I realize I could sit here til Tibb's Eve (as my grandmother would say) ticking off these things; it's not that they merely sustain me: it is these things that inform my anti-war feelings because how sad, I think, how heartbreakingly sad, that so many others will not be able to take in the delight of comic titmice in birdbaths, or the bewitching smell of Fluffy Ruffles petunias breathing out their fragrance on a cricket-drenched night. They won't know that, after all, the world is really a magic place.

Butterflies Over Boston

This Friday afternoon from 4-6 at the gazebo at Jamaica Pond, the annual Butterflies Over Boston ceremony will take place. This is a great celebration fo the Monarch Butterfly's annual migration to Mexico (can you believe it? and to the same branch that his progent came from last spring?) as well as an opportunity to learn more about these fascinating creatures, the environment, and genetically modified food (which we are all eating, whether we know it or not.) There'll be face painting, story telling, drumming, masks, dances, etc-- go here for more info and, as the old Irish said, God Bless the Work.
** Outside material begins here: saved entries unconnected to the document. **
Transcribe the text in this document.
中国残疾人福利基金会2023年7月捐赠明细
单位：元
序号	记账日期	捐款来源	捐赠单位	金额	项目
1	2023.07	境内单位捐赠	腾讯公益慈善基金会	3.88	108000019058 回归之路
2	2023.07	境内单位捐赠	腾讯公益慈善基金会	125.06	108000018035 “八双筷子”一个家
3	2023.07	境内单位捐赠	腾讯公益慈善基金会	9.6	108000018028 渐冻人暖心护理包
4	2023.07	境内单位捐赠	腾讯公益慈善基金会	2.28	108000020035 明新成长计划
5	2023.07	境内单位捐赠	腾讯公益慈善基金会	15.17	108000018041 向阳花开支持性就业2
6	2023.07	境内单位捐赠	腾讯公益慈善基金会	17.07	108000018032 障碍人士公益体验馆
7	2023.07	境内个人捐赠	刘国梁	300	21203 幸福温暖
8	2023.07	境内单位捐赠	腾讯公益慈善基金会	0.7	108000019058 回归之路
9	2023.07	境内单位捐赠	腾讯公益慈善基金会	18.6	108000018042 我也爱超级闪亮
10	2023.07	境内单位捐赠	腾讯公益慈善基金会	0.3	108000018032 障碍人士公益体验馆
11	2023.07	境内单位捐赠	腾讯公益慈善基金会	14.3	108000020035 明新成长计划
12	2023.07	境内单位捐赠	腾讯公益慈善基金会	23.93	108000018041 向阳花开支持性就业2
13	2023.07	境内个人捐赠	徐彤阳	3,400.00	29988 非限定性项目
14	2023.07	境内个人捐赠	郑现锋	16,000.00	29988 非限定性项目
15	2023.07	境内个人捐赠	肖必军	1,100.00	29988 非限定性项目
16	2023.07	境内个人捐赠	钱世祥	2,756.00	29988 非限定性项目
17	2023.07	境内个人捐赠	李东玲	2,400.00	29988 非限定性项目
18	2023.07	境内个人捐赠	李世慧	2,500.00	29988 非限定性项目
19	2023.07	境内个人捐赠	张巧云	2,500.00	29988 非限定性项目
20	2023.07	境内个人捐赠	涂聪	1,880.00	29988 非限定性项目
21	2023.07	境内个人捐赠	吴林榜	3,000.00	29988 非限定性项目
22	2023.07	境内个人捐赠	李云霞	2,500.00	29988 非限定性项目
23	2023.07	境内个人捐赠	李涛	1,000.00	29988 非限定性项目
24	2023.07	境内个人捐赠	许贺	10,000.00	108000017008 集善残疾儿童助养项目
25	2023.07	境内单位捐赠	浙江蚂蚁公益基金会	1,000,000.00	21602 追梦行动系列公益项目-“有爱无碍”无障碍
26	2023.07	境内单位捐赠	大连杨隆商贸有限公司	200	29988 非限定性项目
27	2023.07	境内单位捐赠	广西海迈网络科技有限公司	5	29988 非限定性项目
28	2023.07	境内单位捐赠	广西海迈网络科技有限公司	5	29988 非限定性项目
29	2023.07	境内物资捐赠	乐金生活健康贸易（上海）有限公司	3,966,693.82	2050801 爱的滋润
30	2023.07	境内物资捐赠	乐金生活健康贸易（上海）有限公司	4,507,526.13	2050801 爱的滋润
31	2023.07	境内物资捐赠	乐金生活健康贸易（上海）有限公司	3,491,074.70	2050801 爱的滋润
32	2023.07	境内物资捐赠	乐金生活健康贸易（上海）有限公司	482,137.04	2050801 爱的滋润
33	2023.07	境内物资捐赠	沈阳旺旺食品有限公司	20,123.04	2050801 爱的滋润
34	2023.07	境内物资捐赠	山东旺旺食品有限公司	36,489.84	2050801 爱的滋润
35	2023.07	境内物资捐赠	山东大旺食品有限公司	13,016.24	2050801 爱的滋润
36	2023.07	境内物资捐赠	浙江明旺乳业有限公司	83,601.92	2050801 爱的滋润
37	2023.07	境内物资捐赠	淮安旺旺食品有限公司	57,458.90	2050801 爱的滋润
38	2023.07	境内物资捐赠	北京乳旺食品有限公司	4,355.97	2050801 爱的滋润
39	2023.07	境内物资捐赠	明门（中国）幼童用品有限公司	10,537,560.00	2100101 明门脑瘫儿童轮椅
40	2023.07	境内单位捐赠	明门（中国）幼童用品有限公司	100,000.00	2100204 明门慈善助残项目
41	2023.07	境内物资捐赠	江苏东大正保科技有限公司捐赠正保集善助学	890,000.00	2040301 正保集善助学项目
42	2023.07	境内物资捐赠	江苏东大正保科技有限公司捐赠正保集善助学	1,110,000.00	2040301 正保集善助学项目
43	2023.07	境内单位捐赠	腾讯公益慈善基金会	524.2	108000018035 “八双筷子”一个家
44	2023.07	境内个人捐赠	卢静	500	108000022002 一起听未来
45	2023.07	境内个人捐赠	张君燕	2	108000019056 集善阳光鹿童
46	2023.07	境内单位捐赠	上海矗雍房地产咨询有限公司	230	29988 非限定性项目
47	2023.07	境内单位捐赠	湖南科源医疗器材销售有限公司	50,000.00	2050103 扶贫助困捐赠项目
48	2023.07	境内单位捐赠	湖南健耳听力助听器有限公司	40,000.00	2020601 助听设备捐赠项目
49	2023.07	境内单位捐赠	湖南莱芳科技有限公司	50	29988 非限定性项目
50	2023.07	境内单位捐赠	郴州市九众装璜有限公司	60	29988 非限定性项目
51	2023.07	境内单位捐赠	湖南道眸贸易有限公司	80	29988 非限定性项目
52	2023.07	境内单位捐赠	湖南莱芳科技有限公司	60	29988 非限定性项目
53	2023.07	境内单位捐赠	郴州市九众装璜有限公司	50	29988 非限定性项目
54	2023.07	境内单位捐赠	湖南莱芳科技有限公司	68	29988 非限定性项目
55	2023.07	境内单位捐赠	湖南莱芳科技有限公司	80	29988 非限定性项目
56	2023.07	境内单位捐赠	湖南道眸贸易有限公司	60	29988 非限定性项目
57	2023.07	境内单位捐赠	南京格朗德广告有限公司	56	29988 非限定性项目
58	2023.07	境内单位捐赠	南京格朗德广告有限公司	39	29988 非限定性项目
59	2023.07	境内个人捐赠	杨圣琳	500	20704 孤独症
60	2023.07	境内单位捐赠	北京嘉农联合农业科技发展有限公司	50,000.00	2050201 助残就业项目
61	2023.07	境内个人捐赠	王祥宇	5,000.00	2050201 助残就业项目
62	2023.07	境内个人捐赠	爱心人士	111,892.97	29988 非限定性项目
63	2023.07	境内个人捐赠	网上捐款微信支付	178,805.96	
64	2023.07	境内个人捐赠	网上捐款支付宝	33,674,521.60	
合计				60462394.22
tp://monarchbutterfly.rwinters.com/

2 Comments:

Blogger Chris said...

Thanks for the heads up about Butterflies over Boston. Sorry I'll miss it. It's been two weeks since I've been at Supper Program and I really want to return.

Apparently there will be a guns-or-butter showdown when Congress resumes this month. And of course, information like the following only gives the administration more of a black eye:

http://news.yahoo.com/s/realclearpolitics/20070831/cm_rcp/white_house_pushes_back_on_the

8:42 AM  
Blogger BiscuitsBoy said...

The Supper Program is great work. The Monarch Butterfly Program is great work. One reaps where another sows-- Karma being what it is, one September night years from now someone from the supper program may look up and be delighted by a swarm of Monarchs making their way to Mexico. God Bless the Work, Chris. And thanks for the link.